Author: Md Kamrul Hasan Email: [email protected] Date: 9/15/2017
=============================================================================================== Description: Implementation of Discriminative training approach (Perceptron) for POS tagging
I did it as a part of homework problem in the Statistical Speech and Language Processing class taught by Prof Daniel Gildea (https://www.cs.rochester.edu/~gildea/) in Fall 2017.
=============================================================================================== Instruction to run:
python perceptron_final.py train test
You can change number of iteration in perceptron method by setting n_itr=n.
===============================================================================================
Preprocessing: I have preprocessed all training at the beginning to generate all features and associated weights. As a feature, I only emissions and transitions. Then I run perceptron using the viterbi.
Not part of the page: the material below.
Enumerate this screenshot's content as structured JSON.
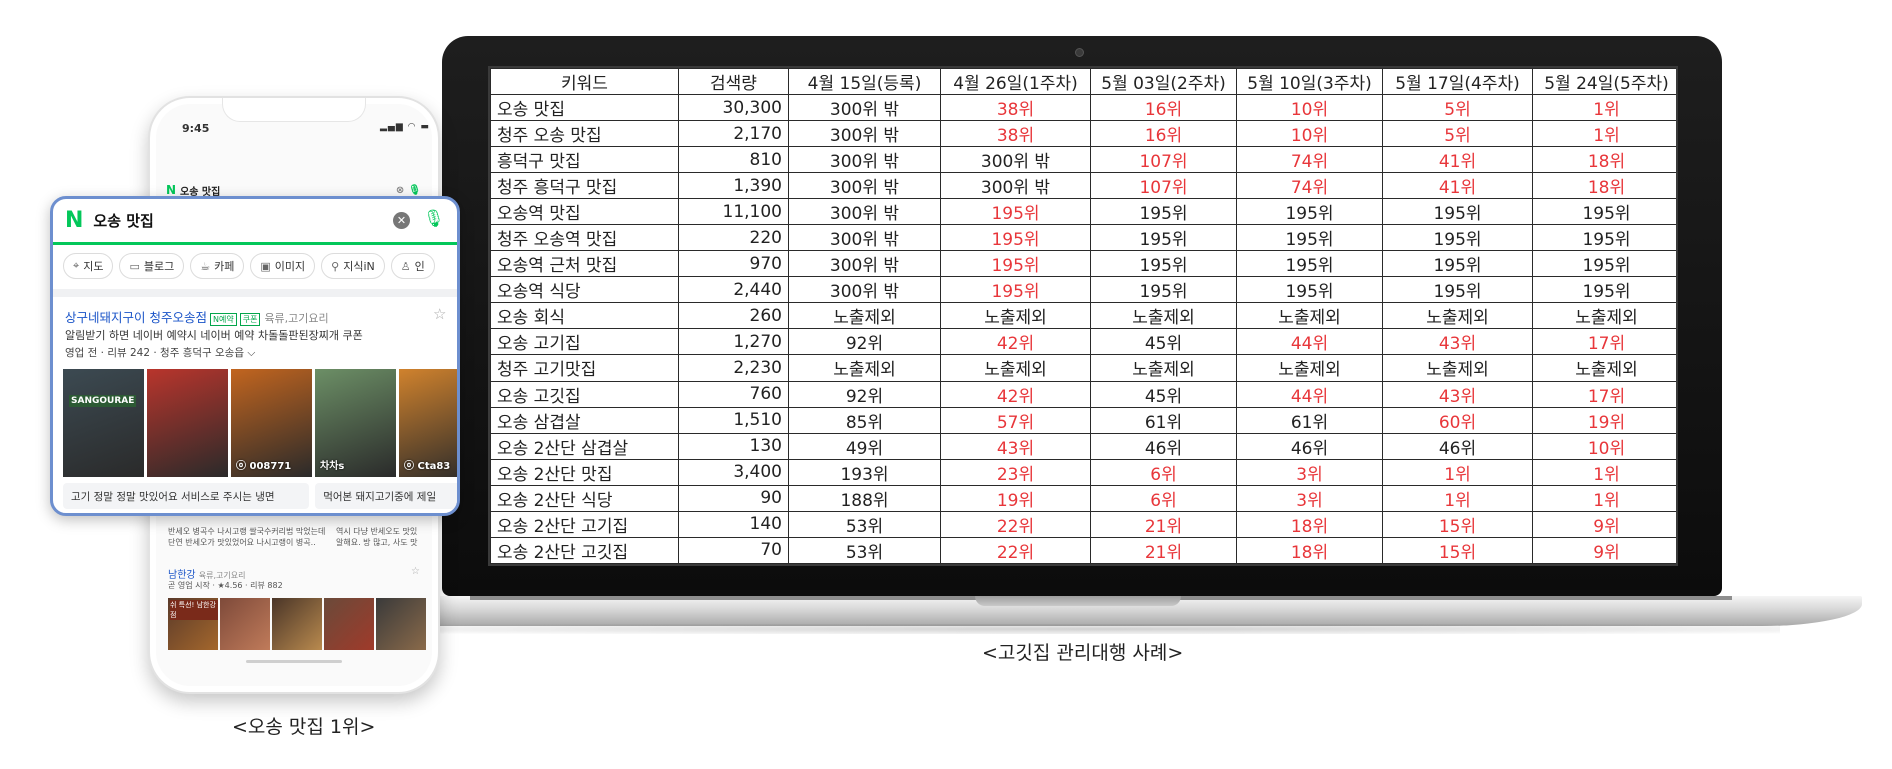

For every single training instances, I updated the weights acccording to the errors that were genarted by viterbi sequence.
===============================================================================================
Testing:
Perceptron return the updated weight. Using that weight and viterbi, I have calculated average accuarcy for the test set.
Accuracy: 91.75 (After four iteration)
Accuray: 90.2 % (Single iteration)
Accuracy: 91.09 % (Two iterations)
===============================================================================================
In homewrok of HMM Decoder, I got the accuray around 94% where I used smoothing techniques that improved my accuracy. I think if I add other features like Start , end states, caps for the start word it will improve the accuray more.